For any MongoDB deployment, the Mongo Spark Connector sets the preferred location for an RDD to be where the data is:

  • For a non sharded system, it sets the preferred location to be the hostname(s) of the standalone or the replica set.

  • For a sharded system, it sets the preferred location to be the hostname(s) of the shards.

To promote data locality,

Spark streams can be considered as a potentially infinite source of RDDs. Therefore, anything you can do with an RDD, you can do with the results of a Spark Stream.

For an example, see SparkStreams.scala

In MongoDB deployments with mixed versions of mongod, it is possible to get an Unrecognized pipeline stage name: '$sample' error. To mitigate this situation, explicitly configure the partitioner to use and define the Schema when using DataFrames.

Some custom MongoDB BSON types, such as ObjectId, are unsupported in Spark.

The MongoDB Spark Connector converts custom MongoDB data types to and from extended JSON-like representations of those data types that are compatible with Spark. See DataTypes for a list of custom MongoDB types and their Spark counterparts.

To create a standard Dataset with custom MongoDB data types, use fieldTypes helpers:

import com.mongodb.spark.sql.fieldTypes
case class MyData(id: fieldTypes.ObjectId, a: Int)
val ds = spark.createDataset(Seq(MyData(fieldTypes.ObjectId(new ObjectId()), 99)))

The preceding example creates a Dataset containing the following fields and data types:

  • The id field is a custom MongoDB BSON type, ObjectId, defined by fieldTypes.ObjectId.

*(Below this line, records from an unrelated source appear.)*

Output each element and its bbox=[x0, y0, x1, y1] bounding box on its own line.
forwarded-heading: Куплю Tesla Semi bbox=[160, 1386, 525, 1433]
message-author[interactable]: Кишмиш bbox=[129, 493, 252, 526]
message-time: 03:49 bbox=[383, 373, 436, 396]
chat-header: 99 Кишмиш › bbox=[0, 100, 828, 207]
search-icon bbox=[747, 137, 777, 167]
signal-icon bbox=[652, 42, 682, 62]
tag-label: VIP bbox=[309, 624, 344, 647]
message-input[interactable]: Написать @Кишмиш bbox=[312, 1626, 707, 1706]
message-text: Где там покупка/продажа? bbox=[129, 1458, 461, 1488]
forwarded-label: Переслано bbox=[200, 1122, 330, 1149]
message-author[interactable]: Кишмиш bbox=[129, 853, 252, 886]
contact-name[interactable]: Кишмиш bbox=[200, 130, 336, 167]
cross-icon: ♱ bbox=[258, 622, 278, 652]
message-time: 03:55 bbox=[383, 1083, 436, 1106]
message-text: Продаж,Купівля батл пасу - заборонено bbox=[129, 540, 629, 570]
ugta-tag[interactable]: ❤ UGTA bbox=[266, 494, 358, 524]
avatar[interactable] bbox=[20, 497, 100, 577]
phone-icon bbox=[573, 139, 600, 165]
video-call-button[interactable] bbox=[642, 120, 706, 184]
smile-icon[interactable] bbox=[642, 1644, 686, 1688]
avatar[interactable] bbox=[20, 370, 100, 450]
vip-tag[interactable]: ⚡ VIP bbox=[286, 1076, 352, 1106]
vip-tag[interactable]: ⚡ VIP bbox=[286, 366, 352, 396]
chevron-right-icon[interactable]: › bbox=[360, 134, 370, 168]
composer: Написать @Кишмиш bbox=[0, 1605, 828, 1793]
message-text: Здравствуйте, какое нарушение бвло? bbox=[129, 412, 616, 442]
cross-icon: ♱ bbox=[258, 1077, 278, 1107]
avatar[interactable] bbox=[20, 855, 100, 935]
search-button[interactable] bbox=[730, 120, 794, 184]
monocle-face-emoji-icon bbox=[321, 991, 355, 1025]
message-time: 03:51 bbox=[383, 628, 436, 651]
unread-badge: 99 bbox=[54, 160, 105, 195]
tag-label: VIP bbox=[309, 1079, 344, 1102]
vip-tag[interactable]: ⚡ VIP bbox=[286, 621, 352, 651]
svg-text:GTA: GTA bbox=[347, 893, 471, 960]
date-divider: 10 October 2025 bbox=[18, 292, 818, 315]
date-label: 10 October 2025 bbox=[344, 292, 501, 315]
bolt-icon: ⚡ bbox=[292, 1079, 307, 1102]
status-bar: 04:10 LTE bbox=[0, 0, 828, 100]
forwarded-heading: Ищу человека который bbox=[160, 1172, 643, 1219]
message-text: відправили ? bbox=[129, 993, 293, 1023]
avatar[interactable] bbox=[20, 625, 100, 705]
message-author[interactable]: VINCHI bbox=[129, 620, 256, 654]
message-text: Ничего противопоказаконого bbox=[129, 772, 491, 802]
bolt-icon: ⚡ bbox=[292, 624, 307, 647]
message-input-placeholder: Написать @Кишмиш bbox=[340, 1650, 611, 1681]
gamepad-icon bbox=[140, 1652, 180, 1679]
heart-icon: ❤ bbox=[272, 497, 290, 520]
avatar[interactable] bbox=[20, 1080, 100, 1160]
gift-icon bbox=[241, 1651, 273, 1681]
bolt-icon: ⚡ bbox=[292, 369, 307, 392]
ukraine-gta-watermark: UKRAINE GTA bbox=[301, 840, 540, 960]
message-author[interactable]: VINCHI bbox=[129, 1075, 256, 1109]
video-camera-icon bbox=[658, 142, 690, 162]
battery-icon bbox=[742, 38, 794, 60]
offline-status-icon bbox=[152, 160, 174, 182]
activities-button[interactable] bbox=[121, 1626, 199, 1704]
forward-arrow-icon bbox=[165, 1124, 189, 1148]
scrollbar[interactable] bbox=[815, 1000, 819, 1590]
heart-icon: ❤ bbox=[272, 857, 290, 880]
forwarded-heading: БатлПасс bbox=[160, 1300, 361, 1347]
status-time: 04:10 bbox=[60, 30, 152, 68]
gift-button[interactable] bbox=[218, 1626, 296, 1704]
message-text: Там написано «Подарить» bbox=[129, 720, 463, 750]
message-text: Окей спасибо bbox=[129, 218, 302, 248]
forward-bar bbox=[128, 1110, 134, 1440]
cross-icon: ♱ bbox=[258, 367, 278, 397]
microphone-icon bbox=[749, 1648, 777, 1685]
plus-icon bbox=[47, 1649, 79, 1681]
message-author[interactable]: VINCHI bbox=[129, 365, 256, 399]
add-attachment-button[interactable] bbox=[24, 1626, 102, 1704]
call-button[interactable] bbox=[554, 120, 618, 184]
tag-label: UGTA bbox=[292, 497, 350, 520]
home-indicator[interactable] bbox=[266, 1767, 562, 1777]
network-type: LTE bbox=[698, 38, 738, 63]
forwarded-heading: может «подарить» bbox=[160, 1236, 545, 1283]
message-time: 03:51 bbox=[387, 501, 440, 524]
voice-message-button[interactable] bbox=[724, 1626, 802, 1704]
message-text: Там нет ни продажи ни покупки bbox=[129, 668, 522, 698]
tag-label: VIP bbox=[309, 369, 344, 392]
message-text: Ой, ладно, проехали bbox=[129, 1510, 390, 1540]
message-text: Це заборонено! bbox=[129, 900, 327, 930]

  • The a field is an Int, a data type available in Spark.

To create a DataFrame with custom MongoDB data types, you must supply those types when you create the RDD and schema:

  • Create RDDs using custom MongoDB BSON types (e.g. ObjectId). The Spark Connector handles converting those custom types into Spark-compatible data types.

  • Declare schemas using the StructFields helpers for data types that are not natively supported by Spark (e.g. StructFields.objectId). Refer to DataTypes for the mapping between BSON and custom MongoDB Spark types.

import org.apache.spark.sql.Row
import org.apache.spark.sql.types.{StructType, StructField, IntegerType}
import com.mongodb.spark.sql.helpers.StructFields
val data = Seq(Row(Row(new ObjectId().toHexString()), 99))
val rdd = spark.sparkContext.parallelize(data)
val schema = StructType(List(StructFields.objectId("id", true), StructField("a", IntegerType, true)))
val df = spark.createDataFrame(rdd, schema)

The preceding example creates a DataFrame containing the following fields and data types:

  • The id field is a custom MongoDB BSON type, ObjectId, defined by StructFields.objectId.

  • The a field is an Int, a data type available in Spark.